People still collect the Flobert, cheap thing though it was when new and they still spruce up and restore the Ithaca 49; First Rifle to a subsequent generation. I bought one in 1963 for 18 bucks at a Hamilton, New York hardware store. Those manufacturers are gone and too many kids are too absorbed in iPods and X boxes and cellular phones today to venture out into the real world of planet earth -- but not all of them.  Some still have nostalgic parents, some families live to hunt and fish and enjoy the wilderness and still try to instill that outdoorsman's "Pioneer Spirit" in their kids. A good part of our largest state feed their families with a rifle. Watch Swamp People and see where your alligator Guccis come from.
 
So anyway, let me introduce you to Crickett rifles -- they're meant for kids, but smaller adults buy them. They even come in pink, for the girls.  "My First Rifle" reads the website.  For people in the vast empty spaces of America and yes they still exist, that first rifle is still an experience, just like the first bicycle, the first fishing pole, and to each of those there is a time and a place.  Cumberland County may be the place, but the time is hardly appropriate for a 4 year old. A year after being given a Crickett rifle, he shot his two year old sister with it.  She died soon afterward.

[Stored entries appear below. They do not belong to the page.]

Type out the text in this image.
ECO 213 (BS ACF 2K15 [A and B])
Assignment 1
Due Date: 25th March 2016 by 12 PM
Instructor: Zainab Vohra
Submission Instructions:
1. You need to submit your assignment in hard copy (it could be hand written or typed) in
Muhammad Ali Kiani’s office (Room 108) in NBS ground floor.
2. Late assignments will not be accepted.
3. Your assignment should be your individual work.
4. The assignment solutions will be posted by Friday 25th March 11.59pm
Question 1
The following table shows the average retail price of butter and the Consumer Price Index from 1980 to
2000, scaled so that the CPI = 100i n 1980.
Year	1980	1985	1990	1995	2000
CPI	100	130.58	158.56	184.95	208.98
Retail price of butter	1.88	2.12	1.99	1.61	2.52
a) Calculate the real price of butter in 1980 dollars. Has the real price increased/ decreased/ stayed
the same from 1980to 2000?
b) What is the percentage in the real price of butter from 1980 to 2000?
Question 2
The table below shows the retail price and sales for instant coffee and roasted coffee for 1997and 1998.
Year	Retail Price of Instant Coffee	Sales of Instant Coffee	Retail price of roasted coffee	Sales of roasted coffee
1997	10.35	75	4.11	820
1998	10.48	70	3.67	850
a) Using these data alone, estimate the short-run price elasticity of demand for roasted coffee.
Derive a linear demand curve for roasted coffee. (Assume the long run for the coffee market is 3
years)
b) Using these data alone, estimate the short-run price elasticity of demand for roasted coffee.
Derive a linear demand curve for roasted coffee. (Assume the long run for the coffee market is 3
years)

The family didn't know the gun was loaded, said the Lexington Herald-Leader  Perhaps you've heard that said before. They were used to leaving it in the corner. “Just one of those crazy accidents,” said the Cumberland County Coroner.  I call it reckless endangerment. I call it involuntary manslaughter.  I call it the end of a family, the beginning of a lifetime of shame and anguish. This isn't the story of someone learning to take responsibility, it's the story of  stupidity, irresponsibility and negligence.  The shooting will be treated as "an accident" but it wasn't.  Leaving a loaded, unlocked gun where a toddler can get it is criminal in many states and so it should be. Having guns in a house where there are children is questionable, even when they are locked up. Not teaching your kid never to aim a gun at anyone, is unforgivable -- teaching them to never assume it's unloaded, never to pick it up and hold it anywhere but at a shooting range with adults present. . . well I don't have to continue, and how much can you rely on a 4 or 5 year old to understand the danger anyway?

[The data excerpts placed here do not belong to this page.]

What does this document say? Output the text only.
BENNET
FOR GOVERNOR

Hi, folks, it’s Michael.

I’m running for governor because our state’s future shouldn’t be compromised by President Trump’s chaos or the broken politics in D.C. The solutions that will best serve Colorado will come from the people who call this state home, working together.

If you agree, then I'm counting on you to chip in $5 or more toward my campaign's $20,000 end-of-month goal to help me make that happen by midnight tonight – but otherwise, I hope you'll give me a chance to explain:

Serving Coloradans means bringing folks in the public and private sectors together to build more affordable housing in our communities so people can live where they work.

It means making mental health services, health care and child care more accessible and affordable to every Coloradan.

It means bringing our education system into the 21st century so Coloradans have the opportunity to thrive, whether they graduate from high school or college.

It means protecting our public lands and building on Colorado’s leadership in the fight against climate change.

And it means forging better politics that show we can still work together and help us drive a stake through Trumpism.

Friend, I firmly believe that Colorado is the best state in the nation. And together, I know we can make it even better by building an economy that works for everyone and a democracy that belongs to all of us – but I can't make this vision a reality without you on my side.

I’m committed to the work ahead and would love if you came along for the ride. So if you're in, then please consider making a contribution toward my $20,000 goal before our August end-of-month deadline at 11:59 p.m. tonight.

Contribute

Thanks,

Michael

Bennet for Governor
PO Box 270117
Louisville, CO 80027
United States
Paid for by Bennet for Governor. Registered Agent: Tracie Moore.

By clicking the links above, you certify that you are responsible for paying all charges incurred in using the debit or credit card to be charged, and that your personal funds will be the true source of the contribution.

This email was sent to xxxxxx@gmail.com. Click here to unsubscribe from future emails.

Background checks aren't going to prevent things like this, nor waiting periods nor registration nor magazine restrictions. Kids getting at legally owned family guns have been the cause of  recent acts of mayhem at Columbine and Sandy Hook and elsewhere.  The only way these artifacts of stupidity can be addressed is through education or elimination.  There is no way to eliminate guns and there is no responsible agency to promote education, now that the NRA has become an anti-government militia. So perhaps the people who talk about individual responsibility Vs. Government regulation can come up with an answer since teaching such things is what My First Gun is all about?